I also picked up a free book called Troublemakers by Catherine Barter at the YA stall, AND saw The YA Chronicles, which is a YA subscription box out of Australia. I wish I had bought the Melissa Keil box (scroll down to the April box) when I was there, but I was too distracted to think about getting it then. Boo.
It was nice and it fun and I consider it the last con for the year (for me) so now I have to wait until next year for con season (which is all of two major cons I go to lol)
But, book recs!
What caught my attention with this one is the unlikely partners of Jessie Cole, PI and a reporter, Ben. Two very different characters that are linked by her sister’s disappearance and Ben’s amnesia (I have a thing about this trope apparently) after a terrible accident. It’s also worth nothing the blurb mentions Jessie’s obsession with her sister’s disappearance right up front, which immediately opens up some interesting character possibilities for her: she’s bringing up her sister’s kid and obsessing over her sister’s disappearance, which makes for not the best home life for the kid, don’t you think? But, in the grand scheme of the plot: Why does Ben only remember Jessie’s sister out of everything in his amnesia? And how on earth does a serial killer figure into everything?
Every so often I find myself in the mood for something magical (so to speak) and quiet. And that’s when I find myself recommending a cozy, and in this one it’s Nora’s talent — for prescribing the perfect book for whatever ails the customer that comes into her store. And in the case of this book, it’s a businessman who needs her help, but before he can pick up the book he is found murdered. That’s why Nora forms the Secret, Book and Scone Society, which consists of a members who want to make amends for what they’ve done in the past — who are these women? The blurb focuses on Nora as the leader, and describes this group of women instead, but it makes me all the more greedy for more details about them — which actually obviously means the blurb worked lol.
This is a blurb is disturbingly light on detail, but what is there has made me go: WANT IT NOW. And also it’s an example of how to write blurb come to think of it. Helena is a ghostwriter. She’s written 15 bestselling romance novels and this last one is her confession. So what the hell is she writing about?! All it tells us is that four years ago something happened, and the police were involved. But Helena hid everything from her friends and family… yeah, this one is a blurb I have to admire for being so vague, and hate because it’s still driving me crazy.

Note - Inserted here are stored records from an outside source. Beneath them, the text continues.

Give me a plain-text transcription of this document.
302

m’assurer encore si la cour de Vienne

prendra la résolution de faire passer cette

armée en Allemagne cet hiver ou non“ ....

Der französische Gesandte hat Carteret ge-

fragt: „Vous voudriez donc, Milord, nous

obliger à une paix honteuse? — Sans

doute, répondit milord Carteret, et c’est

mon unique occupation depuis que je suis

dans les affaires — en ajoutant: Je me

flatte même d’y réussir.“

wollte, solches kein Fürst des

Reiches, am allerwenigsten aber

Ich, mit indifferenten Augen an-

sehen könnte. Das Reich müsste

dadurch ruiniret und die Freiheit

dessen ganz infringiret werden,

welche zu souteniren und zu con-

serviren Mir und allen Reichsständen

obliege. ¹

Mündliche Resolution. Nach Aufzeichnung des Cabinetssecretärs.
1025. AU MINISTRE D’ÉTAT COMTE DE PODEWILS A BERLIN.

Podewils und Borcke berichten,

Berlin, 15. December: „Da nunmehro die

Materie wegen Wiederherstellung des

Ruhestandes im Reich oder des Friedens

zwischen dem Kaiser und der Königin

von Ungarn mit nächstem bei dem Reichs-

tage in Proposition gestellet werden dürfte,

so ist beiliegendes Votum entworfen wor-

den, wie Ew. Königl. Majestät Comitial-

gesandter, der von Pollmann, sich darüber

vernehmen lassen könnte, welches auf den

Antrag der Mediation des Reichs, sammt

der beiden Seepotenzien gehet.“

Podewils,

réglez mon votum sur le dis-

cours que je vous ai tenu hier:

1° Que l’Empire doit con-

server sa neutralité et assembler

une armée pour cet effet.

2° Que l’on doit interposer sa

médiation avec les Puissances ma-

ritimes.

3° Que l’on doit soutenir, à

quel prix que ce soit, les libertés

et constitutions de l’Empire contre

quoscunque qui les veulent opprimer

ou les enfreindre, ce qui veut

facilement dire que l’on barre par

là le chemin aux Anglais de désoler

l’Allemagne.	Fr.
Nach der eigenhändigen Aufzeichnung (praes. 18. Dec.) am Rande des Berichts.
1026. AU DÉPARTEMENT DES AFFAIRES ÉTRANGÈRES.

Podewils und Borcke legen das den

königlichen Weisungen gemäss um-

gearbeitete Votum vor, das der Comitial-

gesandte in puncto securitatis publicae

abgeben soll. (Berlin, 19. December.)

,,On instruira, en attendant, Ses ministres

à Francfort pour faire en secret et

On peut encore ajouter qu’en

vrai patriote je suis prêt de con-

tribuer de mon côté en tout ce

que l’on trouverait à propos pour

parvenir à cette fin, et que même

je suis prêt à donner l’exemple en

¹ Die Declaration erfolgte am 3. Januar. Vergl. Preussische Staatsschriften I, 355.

So a scandal in British elite? Yes, I am here for this. James is everything Sophie wants in a husband, except for the rather large problem of being accused of a terrible crime. And she will do anything to protect her family and him. Kate is the lawyer prosecuting his case, and is certain he’s guilty. So the question is: who is right about James? It seems deep in her heart of hearts, Sophie may realise James might indeed be guilty… especially when she considers a former classmate of hers who left college abruptly years ago. Why did she leave? And how does it all tie together to the crime James is accused of now.
And last, is
This is a series that is supposed to have been a BBC TV series starring obviously Sendhil Ramamurthy, but I wonder if it is still being made? No matter, having read the first book (and not reviewed) I was utterly YAY when I saw the second book was out. The first one read more like a collection of short stories, and didn’t feel as much as a beginning of a series, so I am hopeful for a better, maybe more cohesive read that reads like a book? So Ravi is a PI at Golden Sentinels, solving cases and saving the day, with help from visions of Hindu Gods. In this book, his colleagues find out about his visions and they’re actually okay with it. Which is surprising, to be honest, but also refreshing. Ravi’s latest case is about a missing will and testament of a Russian oligarch, which leads to … stuff, that forces Ravi to head to LA to lay low. Only it doesn’t work out like that because the next thing you know, Ravi is on the run with a car filled with guns and chased by killers. So how on earth does a case about a missing will result in this happening? And also, Hindu Gods in LA? Yes, I want to see this. nods.
These are the days I wish someone paid me to read and review books #dreamjob Too many books, so little time.